Mac & Linux should have ssh by default (on the command line)

ssh wickhamc@app.science.oregonstate.edu

Windows

  • get PuTTY
  • start new connection with host: app.science.oregonstate.edu and defaults

access app.science.oregonstate.edu with your science username and password and you will have access to your Z drive. Has R and git.

nohup & screen

The remote computer is probably linux based (? they always have been for me). nohup lets you start a process and logout and the process will keep running.

nohup R CMD BATCH --vanilla --slave test.R  &

Check out screen too if you are interested.

AWS

Amazon web services

Amazon web services is a suite of services that let you buy computing resources.

In particular EC2 - allows you to start up your own virtual computer. It costs \($\) - but there is a free tier.

Amazon Machine Images (AMI) are combinations of operating systems and installed software that allow you to start a machine in a desired state.

Check out: http://www.louisaslett.com/RStudio_AMI/ for an AMI with R, RStudio and git

Getting AWS set up
Getting started with EC2

Demo Rstudio server

  • start EC2 instance with RStudio AMI
  • connect via browser
  • new project from git

Careful, if you terminate your instance, you lose all your data.
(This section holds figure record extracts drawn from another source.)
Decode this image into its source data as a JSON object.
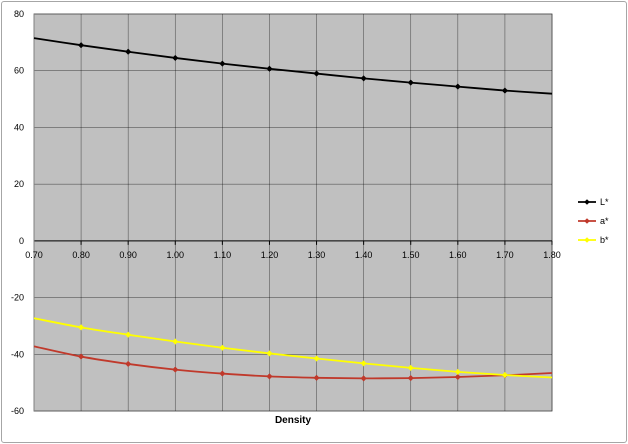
{
  "chart_data": {
    "type": "line",
    "title": "",
    "xlabel": "Density",
    "ylabel": "",
    "x": [
      0.7,
      0.8,
      0.9,
      1.0,
      1.1,
      1.2,
      1.3,
      1.4,
      1.5,
      1.6,
      1.7,
      1.8
    ],
    "x_tick_labels": [
      "0.70",
      "0.80",
      "0.90",
      "1.00",
      "1.10",
      "1.20",
      "1.30",
      "1.40",
      "1.50",
      "1.60",
      "1.70",
      "1.80"
    ],
    "xlim": [
      0.7,
      1.8
    ],
    "ylim": [
      -60,
      80
    ],
    "y_ticks": [
      80,
      60,
      40,
      20,
      0,
      -20,
      -40,
      -60
    ],
    "grid": true,
    "legend_position": "right",
    "plot_background": "#c0c0c0",
    "series": [
      {
        "name": "L*",
        "color": "#000000",
        "values": [
          71.5,
          69.0,
          66.7,
          64.5,
          62.5,
          60.7,
          59.0,
          57.3,
          55.8,
          54.4,
          53.0,
          51.9
        ],
        "markers_at": [
          1,
          2,
          3,
          4,
          5,
          6,
          7,
          8,
          9,
          10
        ]
      },
      {
        "name": "a*",
        "color": "#c0392b",
        "values": [
          -37.2,
          -40.8,
          -43.4,
          -45.4,
          -46.8,
          -47.8,
          -48.3,
          -48.5,
          -48.4,
          -48.0,
          -47.4,
          -46.6
        ],
        "markers_at": [
          1,
          2,
          3,
          4,
          5,
          6,
          7,
          8,
          9,
          10
        ]
      },
      {
        "name": "b*",
        "color": "#ffff00",
        "values": [
          -27.3,
          -30.5,
          -33.1,
          -35.5,
          -37.7,
          -39.7,
          -41.5,
          -43.2,
          -44.8,
          -46.2,
          -47.3,
          -48.2
        ],
        "markers_at": [
          1,
          2,
          3,
          4,
          5,
          6,
          7,
          8,
          9,
          10
        ]
      }
    ]
  }
}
Copy it off, or commit and push to git before terminating the instance.

For more control, use ssh instead:

  • gives you command line access to machine so you can set up users, passwords, install other software etc.
  • Run things in batch mode and logout (if you use nohup)

Hadoop

Hadoop

HDFS + MapReduce + glue that makes it all easy to deploy and fault tolerant

HDFS - a distributed file system
MapReduce - a split-apply-combine paradigm

Big Idea: spread data and computation across multiple computers. Keep computation local so data isn't being moved around.

R interfaces
RHadoop
RHipe